MIDDLETOWN >> If the members of the Portland High School baseball team had any doubts that Bill Pomfret Stadium at Palmer Field was going to turn into Dyer Field West on Saturday, John Guidice certainly made sure to remind them.
Guidice played on the Highlanders only state championship team in 1988 and Portland coach Rick Borg invited him speak to his troops before their Class S title bout against Thomaston.
“He did a great job,” said Borg. “He said this is practically a home game for you. The kids were saying the things that he said in the dugout during the course of the game, like ‘let’s defend our home turf.’ So that was a key thing too.”
It wasn’t as if the Highlanders needed any more motivation. Their run through this Class S tournament, which included stirring wins over No. 1 seed East Hampton and the FCIAC’s Trinity Catholic in the semifinals, was already a memorable accomplishment.
But they still took Giudice’s words to heart.
“He just told us that we did the job to get here, now you’ve got to do the job to finish it,” said Portland senior Kevin Adamsons. “We weren’t supposed to be here. We were 11-9 and a number 17 seed. They weren’t supposed to be there in ‘88, we weren’t supposed to be here now. He said just close it out.”
Portland grabbed a 4-0 lead in the first inning and never looked back, blanking Thomaston, 8-0, behind a dominating one-hitter from senior pitcher Jason Staub and a 12-hit offensive parade led by Adamsons, who went 3-for-4 with two doubles and an RBI.
“That first inning was just huge for us,” said Adamsons. “It was a real momentum swing. It was the liveliest we’ve been the whole tournament. I think that’s what really fueled us. We stayed up and we had nothing to get down about. We made a few errors but we shook it off, we had the lead. We just rolled on from there.”
Adamsons is headed to Providence College in the fall to study biology so this was his final game. Like John Elway, he’s retiring after winning a championship.
“A great way to end my career,” said Adamsons. “It’s unbelievable…going from 2-18 our freshman year to our senior class turning it around.”
Staub, who will continue his playing career with Team Connecticut this summer and then at Eastern Connecticut State University, proved to be one of Portland’s all-time big game pitchers. Staub also shut down Coventry and Old Lyme in this tournament, and, combined with last year’s tourney win over Housatonic, he’s a perfect 4-0 in states while allowing just one run.
“I like pitching the big games,” said Staub. “I like the attention on us. It’s fun.”
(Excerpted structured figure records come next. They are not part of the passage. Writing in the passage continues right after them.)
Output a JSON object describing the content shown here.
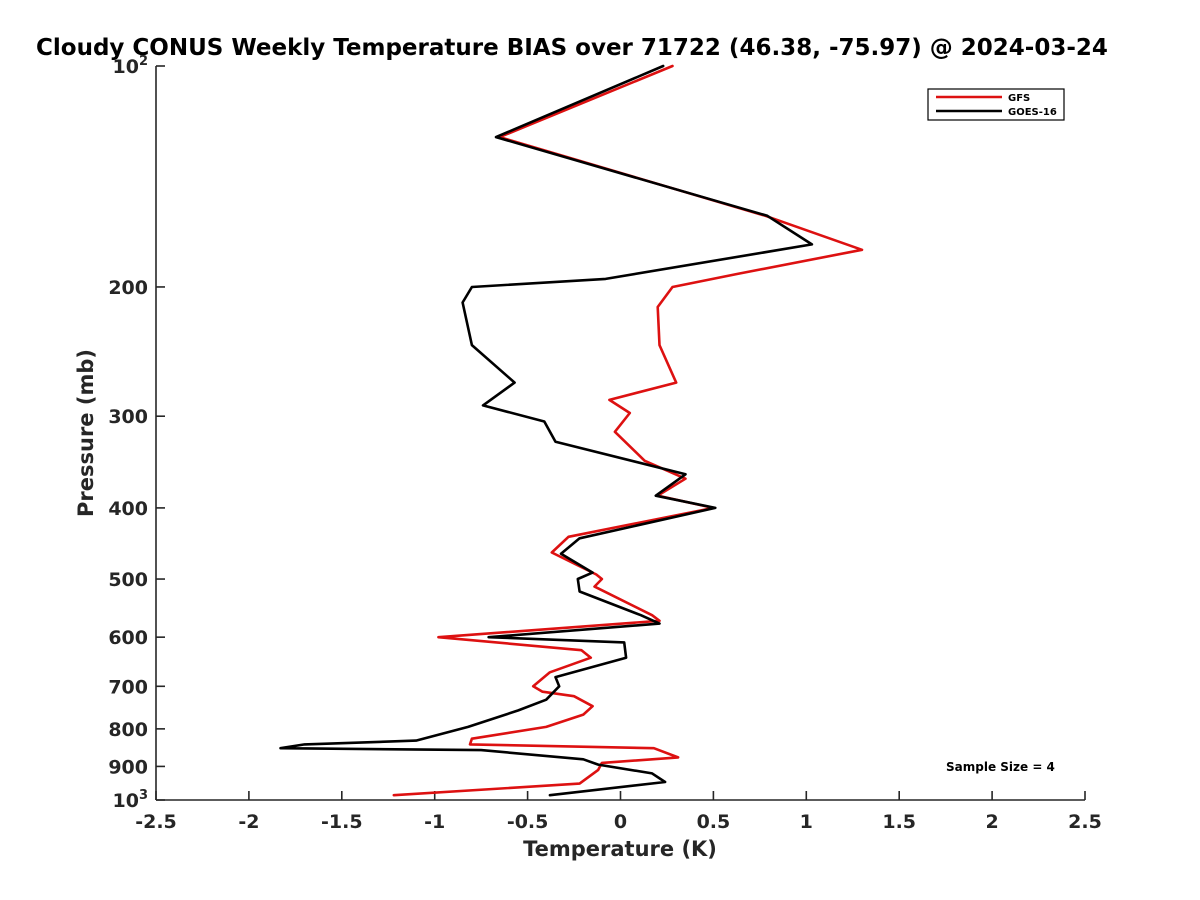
{
  "chart_data": {
    "type": "line",
    "title": "Cloudy CONUS Weekly Temperature BIAS over 71722 (46.38, -75.97) @ 2024-03-24",
    "xlabel": "Temperature (K)",
    "ylabel": "Pressure (mb)",
    "xlim": [
      -2.5,
      2.5
    ],
    "ylim": [
      100,
      1000
    ],
    "y_scale": "log",
    "y_reversed": true,
    "grid": false,
    "legend_position": "top-right",
    "x_ticks": [
      "-2.5",
      "-2",
      "-1.5",
      "-1",
      "-0.5",
      "0",
      "0.5",
      "1",
      "1.5",
      "2",
      "2.5"
    ],
    "x_tick_values": [
      -2.5,
      -2,
      -1.5,
      -1,
      -0.5,
      0,
      0.5,
      1,
      1.5,
      2,
      2.5
    ],
    "y_ticks": [
      {
        "value": 100,
        "base": "10",
        "exp": "2"
      },
      {
        "value": 200,
        "label": "200"
      },
      {
        "value": 300,
        "label": "300"
      },
      {
        "value": 400,
        "label": "400"
      },
      {
        "value": 500,
        "label": "500"
      },
      {
        "value": 600,
        "label": "600"
      },
      {
        "value": 700,
        "label": "700"
      },
      {
        "value": 800,
        "label": "800"
      },
      {
        "value": 900,
        "label": "900"
      },
      {
        "value": 1000,
        "base": "10",
        "exp": "3"
      }
    ],
    "annotation": "Sample Size = 4",
    "series": [
      {
        "name": "GFS",
        "color": "#dd1111",
        "x": [
          0.28,
          -0.65,
          0.78,
          1.3,
          0.63,
          0.28,
          0.2,
          0.21,
          0.3,
          -0.06,
          0.05,
          -0.03,
          0.13,
          0.35,
          0.2,
          0.5,
          -0.28,
          -0.37,
          -0.13,
          -0.1,
          -0.14,
          0.17,
          0.21,
          -0.98,
          -0.21,
          -0.16,
          -0.38,
          -0.47,
          -0.42,
          -0.25,
          -0.15,
          -0.2,
          -0.4,
          -0.8,
          -0.81,
          0.18,
          0.31,
          -0.1,
          -0.12,
          -0.22,
          -1.22
        ],
        "y": [
          100,
          125,
          160,
          178,
          192,
          200,
          213,
          240,
          270,
          285,
          297,
          315,
          345,
          365,
          385,
          400,
          438,
          460,
          493,
          500,
          512,
          560,
          570,
          600,
          625,
          640,
          670,
          700,
          712,
          722,
          745,
          765,
          795,
          825,
          840,
          850,
          875,
          890,
          910,
          950,
          985
        ]
      },
      {
        "name": "GOES-16",
        "color": "#000000",
        "x": [
          0.23,
          -0.67,
          0.79,
          1.03,
          -0.08,
          -0.8,
          -0.85,
          -0.8,
          -0.57,
          -0.74,
          -0.41,
          -0.35,
          0.35,
          0.19,
          0.51,
          -0.22,
          -0.32,
          -0.15,
          -0.23,
          -0.22,
          0.11,
          0.21,
          -0.71,
          0.02,
          0.03,
          -0.35,
          -0.33,
          -0.4,
          -0.55,
          -0.82,
          -1.1,
          -1.7,
          -1.83,
          -0.75,
          -0.2,
          -0.12,
          0.17,
          0.24,
          -0.38
        ],
        "y": [
          100,
          125,
          160,
          175,
          195,
          200,
          210,
          240,
          270,
          290,
          305,
          325,
          360,
          385,
          400,
          440,
          462,
          490,
          500,
          520,
          560,
          575,
          600,
          610,
          640,
          680,
          700,
          730,
          755,
          795,
          830,
          840,
          850,
          855,
          880,
          895,
          920,
          945,
          985
        ]
      }
    ]
  }
}
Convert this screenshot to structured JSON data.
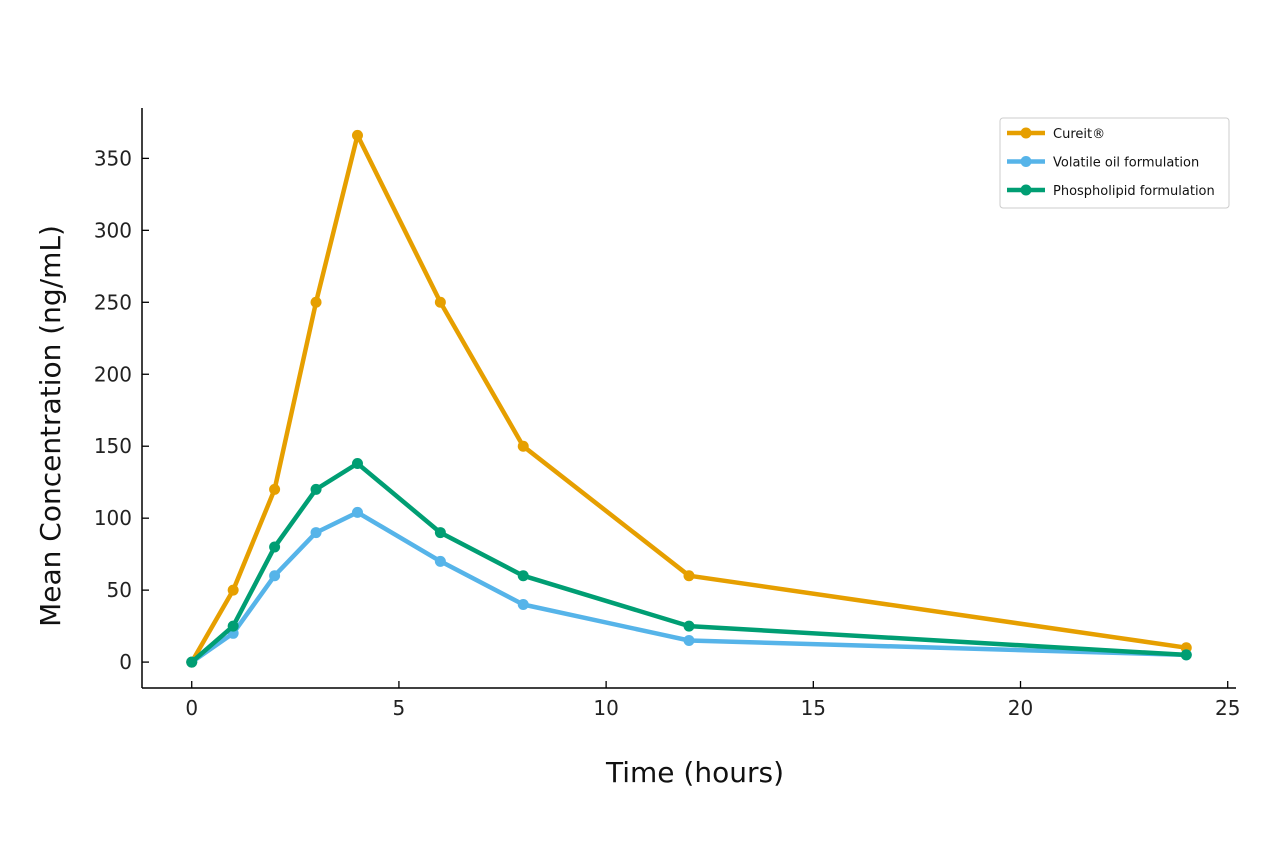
{
  "chart_data": {
    "type": "line",
    "title": "",
    "xlabel": "Time (hours)",
    "ylabel": "Mean Concentration (ng/mL)",
    "xlim": [
      -1.2,
      25.2
    ],
    "ylim": [
      -18,
      385
    ],
    "xticks": [
      0,
      5,
      10,
      15,
      20,
      25
    ],
    "yticks": [
      0,
      50,
      100,
      150,
      200,
      250,
      300,
      350
    ],
    "grid": false,
    "legend_position": "top-right",
    "x": [
      0,
      1,
      2,
      3,
      4,
      6,
      8,
      12,
      24
    ],
    "series": [
      {
        "name": "Cureit®",
        "color": "#E69F00",
        "values": [
          0,
          50,
          120,
          250,
          366,
          250,
          150,
          60,
          10
        ]
      },
      {
        "name": "Volatile oil formulation",
        "color": "#56B4E9",
        "values": [
          0,
          20,
          60,
          90,
          104,
          70,
          40,
          15,
          5
        ]
      },
      {
        "name": "Phospholipid formulation",
        "color": "#009E73",
        "values": [
          0,
          25,
          80,
          120,
          138,
          90,
          60,
          25,
          5
        ]
      }
    ]
  }
}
Portland, which outscored its five tourney opponents 22-2, had another ace in junior Cole Ogorzalek, who was sensational against East Hampton in the second round and Trinity Catholic in the semifinals.
“You can get through this tournament with one hot pitcher and we had two,” said Adamsons. “They’ve been lights out the whole tournament. They’re really the reason we’re here.”
Besides pitching and defense, the Highlanders had some divine intervention as well. Portland icon and legendary coach Gene Reilly passed away at the beginning of the season. Reilly had received a Highlanders team hat about a week before he died.
“I’m sure he’s watching us right now, making some signs, calling some signals,” said Borg, who was Reilly’s assistant on the ‘88 team. “So we had a lot things going in our favor, mostly eight senior players that didn’t want to be denied.”
Hayden Manning, Mike Bordonaro, John Muskatallo, Josh Scovill, Jacob Strong, Tyler Violissi, Kevin Adamsons and Jason Staub.
From 2-18 to State Champions.
“It’s unreal,” said Staub. “We got a pep talk from Mr. Guidice. He told us to relax and have fun and to play our hearts out.”
Berkshire League champion Thomaston didn’t stand a chance on Saturday at Dyer Field West.
“It’ll take a while for it to sink in,” said Borg. “To see a team play like this…it was exciting and something that we’ll never forget.”